Géraldine rappelle sa fierté d’avoir été contactée par la FEBEA au moment du Plastic Act : « c’était la première organisation professionnelle sectorielle à avoir fait un plan d’action sur le plastique, et l’État s’en est ensuite inspiré pour ses feuilles de route sectorielles recommandées par l’ADEME. »
Périmée, la concurrence ?
2025, 2030, 2050… Les délais donnés aux entreprises pour opérer la transformation de leurs activités sont courts. Les directives nationales et européennes se multiplient, et il y a désormais plus de risques à ne rien faire qu’à se transformer. À l’heure de l’urgence, le fonctionnement en silo ne permet plus aux secteurs de se transformer suffisamment vite. Au-delà des cosmétiques, certains groupes l’ont bien compris. Nestlé Waters, PepsiCo et Suntory ont uni leurs forces à celles du fournisseur Carbios pour accélérer la mise au point du recyclage enzymatique du plastique. Les fournisseurs d’énergies et fabricants de camion se rassemblent quant à eux pour développer des camions à hydrogène. Depuis 2021, l’ADEME propose elle aussi des « feuilles de route sectorielles » pour mettre en œuvre la coopération au sein d’une industrie.
Dans cette révolution des relations entre les entreprises, (RE)SET offre la perspective rassurante d’un accompagnement à 360°. Le cabinet de conseil « intégré » met en œuvre la transformation de l’entreprise dans chacune de ses phases, de la R&D au déploiement industriel en passant par la réflexion stratégique.

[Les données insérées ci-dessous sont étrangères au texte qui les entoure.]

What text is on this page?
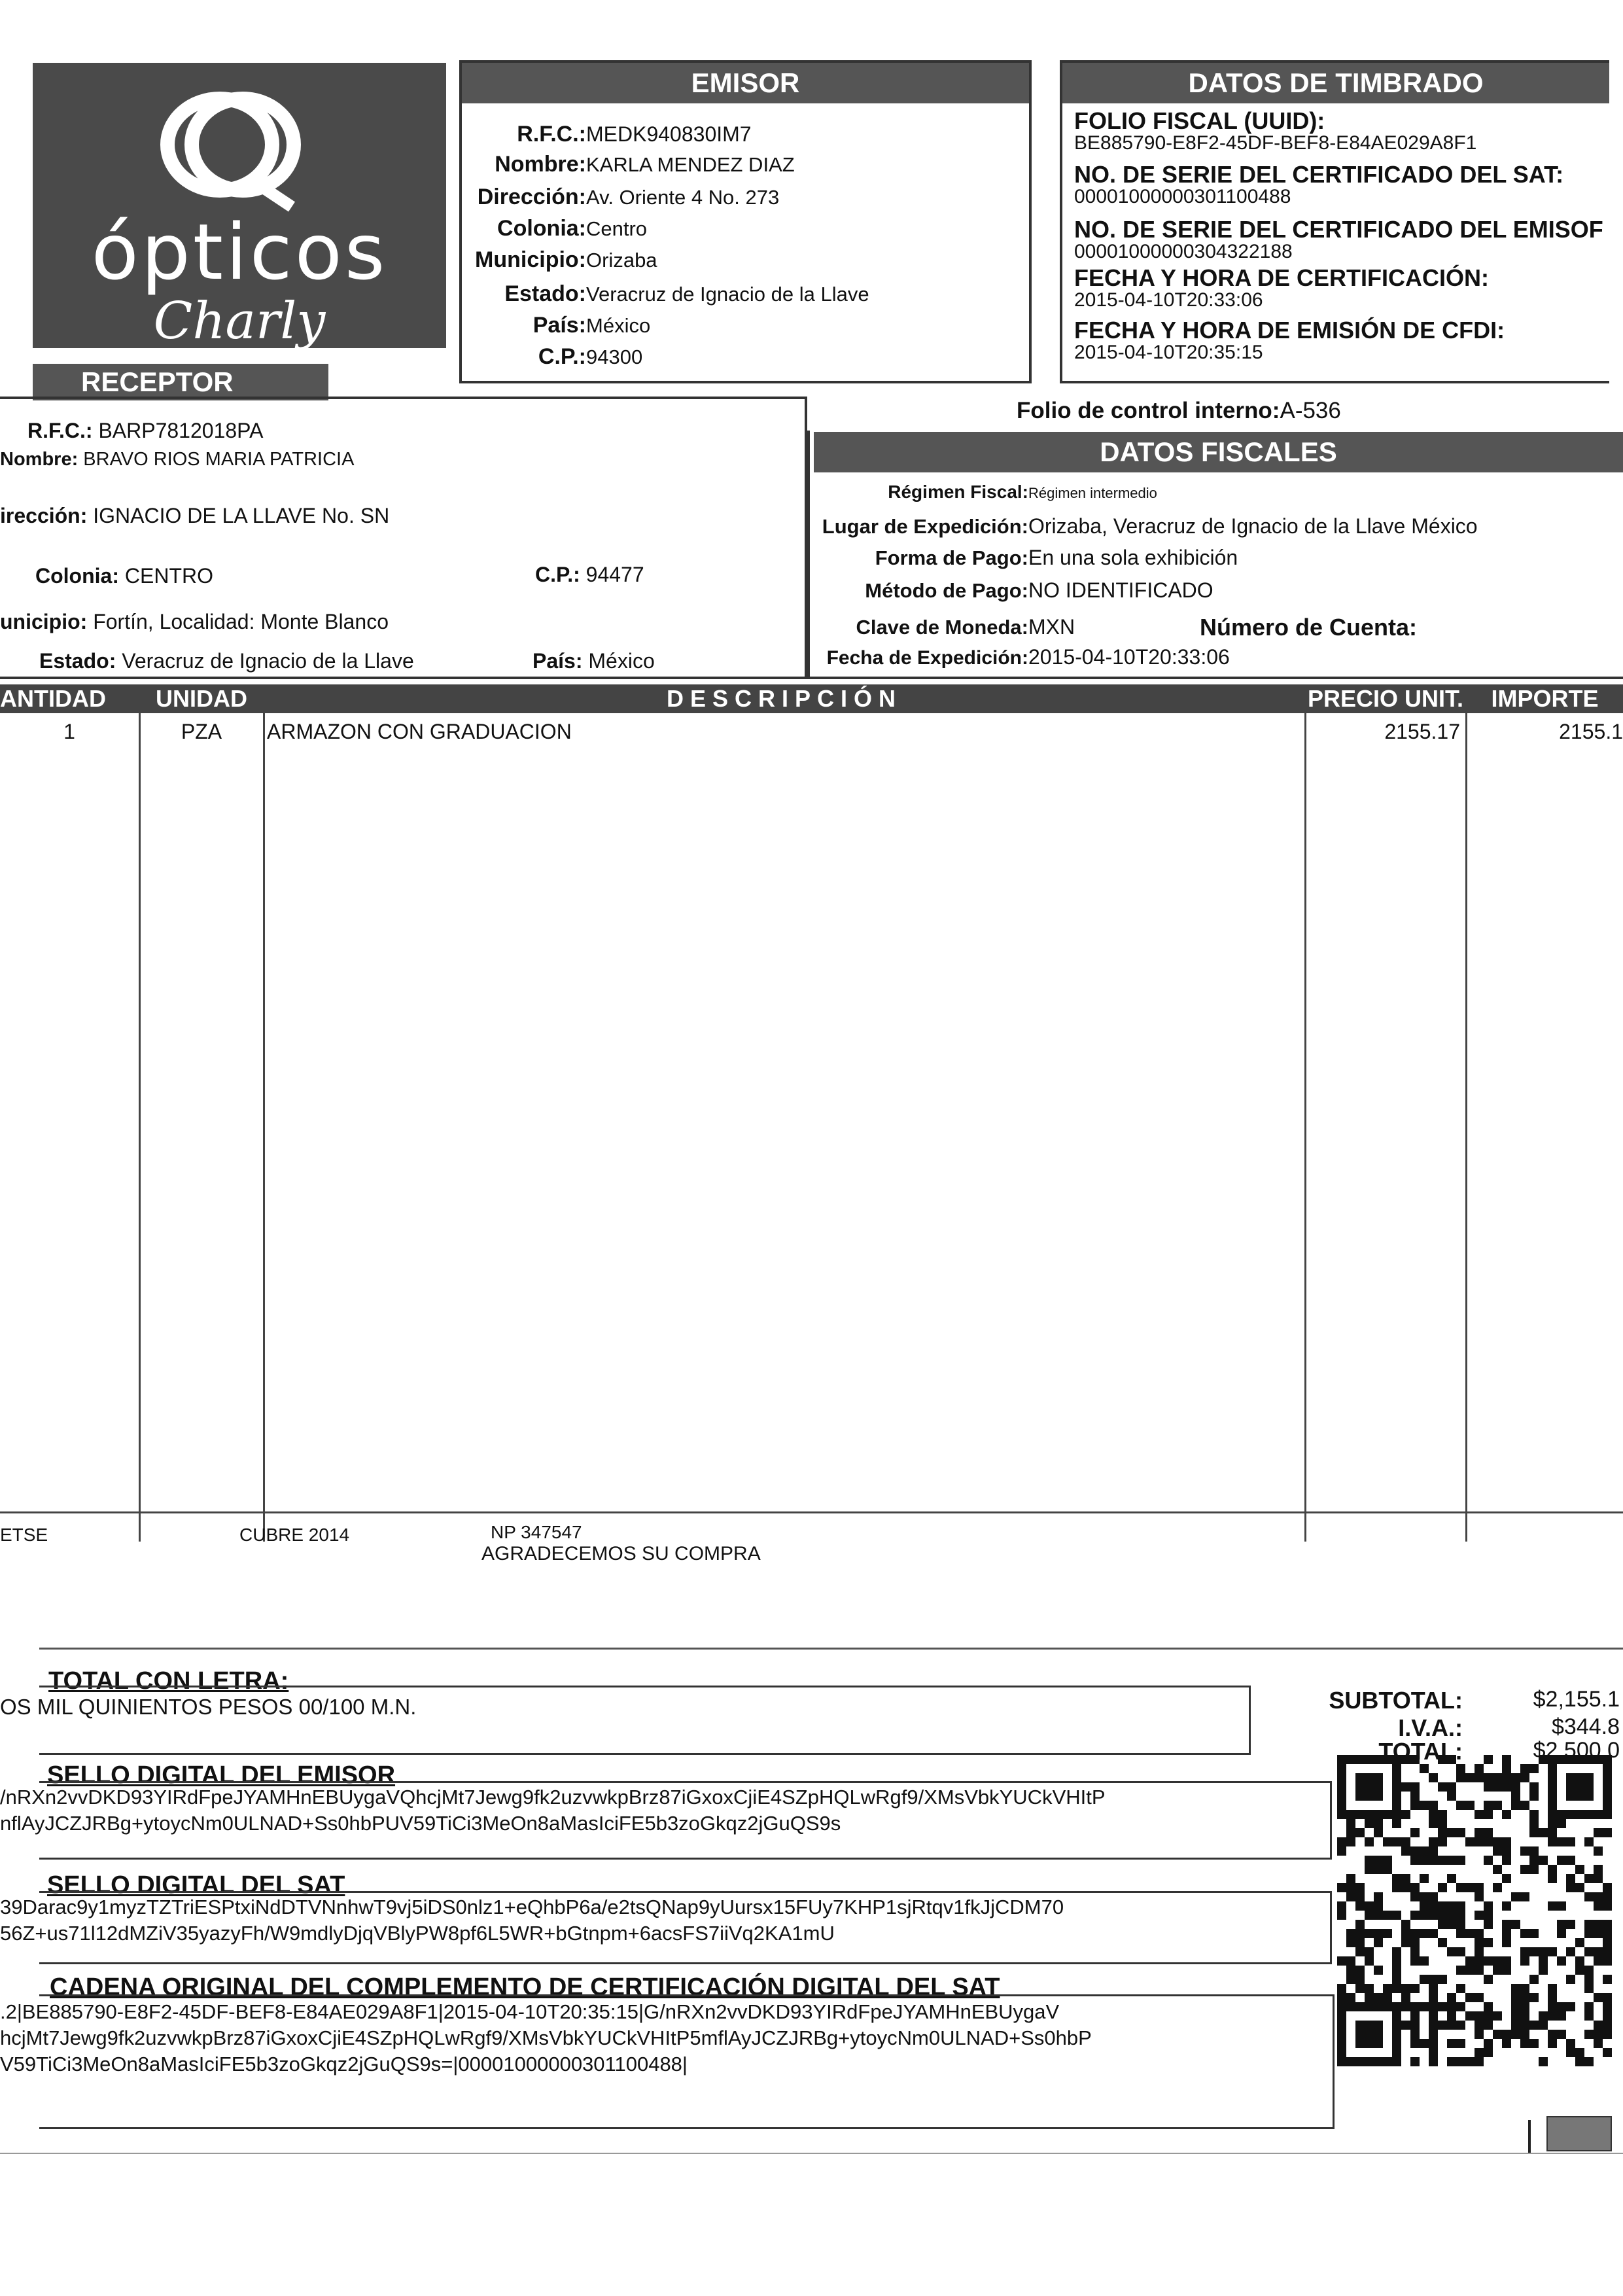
ópticos
Charly
EMISOR	DATOS DE TIMBRADO
RECEPTOR
R.F.C.: BARP7812018PA
Nombre: BRAVO RIOS MARIA PATRICIA
irección: IGNACIO DE LA LLAVE No. SN
Colonia: CENTRO	C.P.: 94477
unicipio: Fortín, Localidad: Monte Blanco
Estado: Veracruz de Ignacio de la Llave	País: México
Folio de control interno:A-536
DATOS FISCALES
Número de Cuenta:
ANTIDAD	UNIDAD	DESCRIPCIÓN	PRECIO UNIT.	IMPORTE
1	PZA	ARMAZON CON GRADUACION	2155.17	2155.1
ETSE	CUBRE 2014	NP 347547
AGRADECEMOS SU COMPRA
TOTAL CON LETRA:
OS MIL QUINIENTOS PESOS 00/100 M.N.
SELLO DIGITAL DEL EMISOR
SELLO DIGITAL DEL SAT
CADENA ORIGINAL DEL COMPLEMENTO DE CERTIFICACIÓN DIGITAL DEL SAT
R.F.C.:MEDK940830IM7
Nombre:KARLA MENDEZ DIAZ
Dirección:Av. Oriente 4 No. 273
Colonia:Centro
Municipio:Orizaba
Estado:Veracruz de Ignacio de la Llave
País:México
C.P.:94300
FOLIO FISCAL (UUID):
BE885790-E8F2-45DF-BEF8-E84AE029A8F1
NO. DE SERIE DEL CERTIFICADO DEL SAT:
00001000000301100488
NO. DE SERIE DEL CERTIFICADO DEL EMISOF
00001000000304322188
FECHA Y HORA DE CERTIFICACIÓN:
2015-04-10T20:33:06
FECHA Y HORA DE EMISIÓN DE CFDI:
2015-04-10T20:35:15
Régimen Fiscal:Régimen intermedio
Lugar de Expedición:Orizaba, Veracruz de Ignacio de la Llave México
Forma de Pago:En una sola exhibición
Método de Pago:NO IDENTIFICADO
Clave de Moneda:MXN
Fecha de Expedición:2015-04-10T20:33:06
SUBTOTAL:	$2,155.1
I.V.A.:	$344.8
TOTAL:	$2,500.0
/nRXn2vvDKD93YIRdFpeJYAMHnEBUygaVQhcjMt7Jewg9fk2uzvwkpBrz87iGxoxCjiE4SZpHQLwRgf9/XMsVbkYUCkVHItP
nflAyJCZJRBg+ytoycNm0ULNAD+Ss0hbPUV59TiCi3MeOn8aMasIciFE5b3zoGkqz2jGuQS9s
39Darac9y1myzTZTriESPtxiNdDTVNnhwT9vj5iDS0nlz1+eQhbP6a/e2tsQNap9yUursx15FUy7KHP1sjRtqv1fkJjCDM70
56Z+us71l12dMZiV35yazyFh/W9mdlyDjqVBlyPW8pf6L5WR+bGtnpm+6acsFS7iiVq2KA1mU
.2|BE885790-E8F2-45DF-BEF8-E84AE029A8F1|2015-04-10T20:35:15|G/nRXn2vvDKD93YIRdFpeJYAMHnEBUygaV
hcjMt7Jewg9fk2uzvwkpBrz87iGxoxCjiE4SZpHQLwRgf9/XMsVbkYUCkVHItP5mflAyJCZJRBg+ytoycNm0ULNAD+Ss0hbP
V59TiCi3MeOn8aMasIciFE5b3zoGkqz2jGuQS9s=|00001000000301100488|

Impossible de faire l’économie d’un tel tour d’horizon si l’on veut aller plus loin qu’une transformation de surface, insiste Géraldine Poivert.
Mais si (RE)SET propose une démarche ambitieuse aux entreprises, elle prend soin de se distinguer de certains discours écologistes. « Chez (RE)SET, nous faisons de la transition pour de vrai. Nous croyons en la croissance verte et en l’écologie de solutions. » Pas question de parler de décroissance pour ce cabinet qui met un point d’honneur à s’adresser aux entreprises dans leur langue, celle du business. Un positionnement qui semble gagnant puisqu’il a permis à (RE)SET de gagner la confiance de dizaines d’entreprises, de Carrefour à Decathlon en passant par Hachette et Orange.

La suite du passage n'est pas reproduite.